Теперь все, кто меня встречал, говорили: «Первый раз – в первый класс!» В конце августа мы сходили в ДЛТ[109] и купили коричневое платье, черный и белый передники. Подходило первое сентября. Я ждала, что отец вернется из своей командировки к кедрам, чтоб пойти со мной в школу, но его все не было и не было. Пришла, правда, посылка. Там был ранец («Из ГДР», – развернула бумагу мать) и серый ослик из Караганды. «ГДР – это в Германии», – рассказала мне сестра.
– Как по-германски будет друг? – спросила я ее.
– Не по-германски, а по-немецки, – посмеялась надо мной она.
Про Германию я никогда ничего хорошего не слышала. «Внимание, внимание, говорит Германия, сегодня под мостом поймали Гитлера с хвостом», – говорили у нас в детсаду.
– Дура, – ответила сестра. – Бах – немец, и Братьягримм – тоже немец, и Гейне – немец.
Баха сестра играла на скрипке, а Гейне писал очень красивые, но непонятные стихи. Их мать читала вслух, и хоть ни единого слова распознать было нельзя, я внимательно слушала, надеясь, что рано или поздно их смысл мне откроется. Братьягримм – была моя любимая книга. Ее вкус был даже лучше бутербродов с докторской колбасой или пастилы. Именно от нее я отрывала кусочки листов и, превратив их во рту в кашицу, проглатывала. Бумага была желтая, старая, едкая, но зато черный лес, железные и хрустальные горы, гиганты, карлики и бессмертные птицы теперь размещались во мне. Все это меняло положение вещей. Так ослик из Караганды, самый нежный из ослов, стал Фроиндом.
Наконец уже завтра наступал этот день. Вечером под светом торшера стоны и скулеж будущей первоклашки перешли в тихий плач, а потом в рыдания. Она задыхалась от соплей, но уже не могла остановиться. Вообще оловянные солдатики почти никогда не плачут, и это было что-то новенькое для матери и сестры.
«Не хочу в школу!» – икала я, обнимая Фроинда.
До самого последнего момента я ждала появления отца. Только он мог спасти меня от приговора. К утру удалось забыться, но уже надо было вставать. Отец не приехал, и ничего не оставалось, как тащиться на плаху.

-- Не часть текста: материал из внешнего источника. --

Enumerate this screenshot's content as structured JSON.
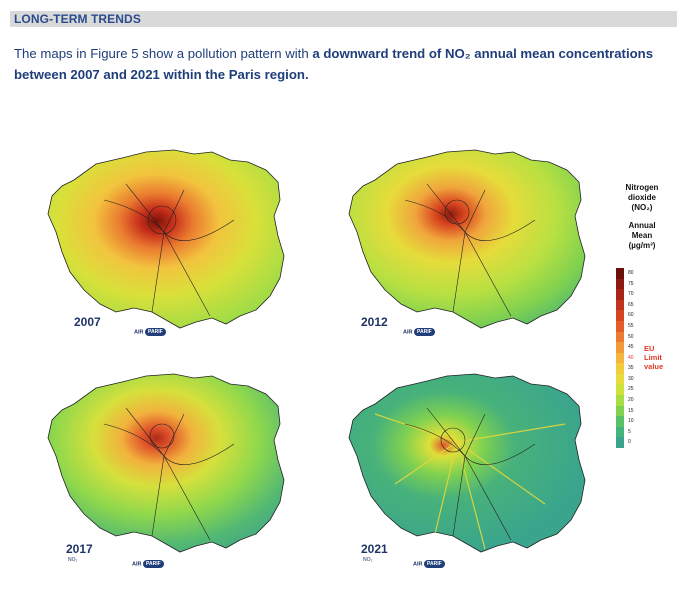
{
  "section": {
    "title": "LONG-TERM TRENDS"
  },
  "intro": {
    "text_1": "The maps in Figure 5 show a pollution pattern with ",
    "text_bold": "a downward trend of NO₂ annual mean concentrations between 2007 and 2021 within the Paris region."
  },
  "maps": [
    {
      "year": "2007",
      "pollutant": "",
      "logo": "AIR",
      "logo_oval": "PARIF"
    },
    {
      "year": "2012",
      "pollutant": "",
      "logo": "AIR",
      "logo_oval": "PARIF"
    },
    {
      "year": "2017",
      "pollutant": "NO₂",
      "logo": "AIR",
      "logo_oval": "PARIF"
    },
    {
      "year": "2021",
      "pollutant": "NO₂",
      "logo": "AIR",
      "logo_oval": "PARIF"
    }
  ],
  "legend": {
    "title_1": "Nitrogen",
    "title_2": "dioxide",
    "title_3": "(NO₂)",
    "subtitle_1": "Annual",
    "subtitle_2": "Mean",
    "subtitle_3": "(µg/m³)",
    "ticks": [
      "80",
      "75",
      "70",
      "65",
      "60",
      "55",
      "50",
      "45",
      "40",
      "35",
      "30",
      "25",
      "20",
      "15",
      "10",
      "5",
      "0"
    ],
    "eu_label_1": "EU",
    "eu_label_2": "Limit",
    "eu_label_3": "value",
    "colors": [
      "#6b0f0a",
      "#8c1a10",
      "#a82416",
      "#c2331c",
      "#d64522",
      "#e35d2a",
      "#ec7a32",
      "#f29a3a",
      "#f5b43e",
      "#f3cc3e",
      "#e8db3c",
      "#cfe23c",
      "#a9dd44",
      "#7fd150",
      "#59c266",
      "#44b37c",
      "#3aa58c"
    ]
  }
}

С лиловыми и желтыми астрами, мрачная, как Мальчиш-плохиш, я вошла во двор, наполненный девочками в коричневом с белым и мальчиками – в сером. Да и на мне была эта ужасная форма с передником, как у булочника. Все выстроились в ровные линии, словно во время демонстраций на нашей площади. Меня отделили от мамы, и я торчала в строю с букетом, рядом с чужими детьми, у которых тоже были в руках астры и даже пурпурные георгины, которые стоили дороже и кроме того считались в нашей семье «мещанскими». Все было одинаковым, и я сама уже не знала, я это или чужая персона.
В классе нас было очень много, но, как один, все вместе, стоя мы должны были приветствовать женщину, которая назвалась «учительницей», хором говорить ей: «Здравствуйте» – и ждать, пока она не разрешит: «Садитесь». Покатые столы – парты, как и стены, покрашенные тускло-зеленой масляной краской, при вставании гремели откидывающимися крышками. На ровной части было углубление для письменных принадлежностей. Почему-то нужно было складывать руки, кладя одну на другую, а чтобы сказать что-либо – ставить одну на локоть и ждать, когда тебя заметят. Даже если – просто пописать, нужно было поднимать руку и говорить громко при всех: «Можно в туалет?»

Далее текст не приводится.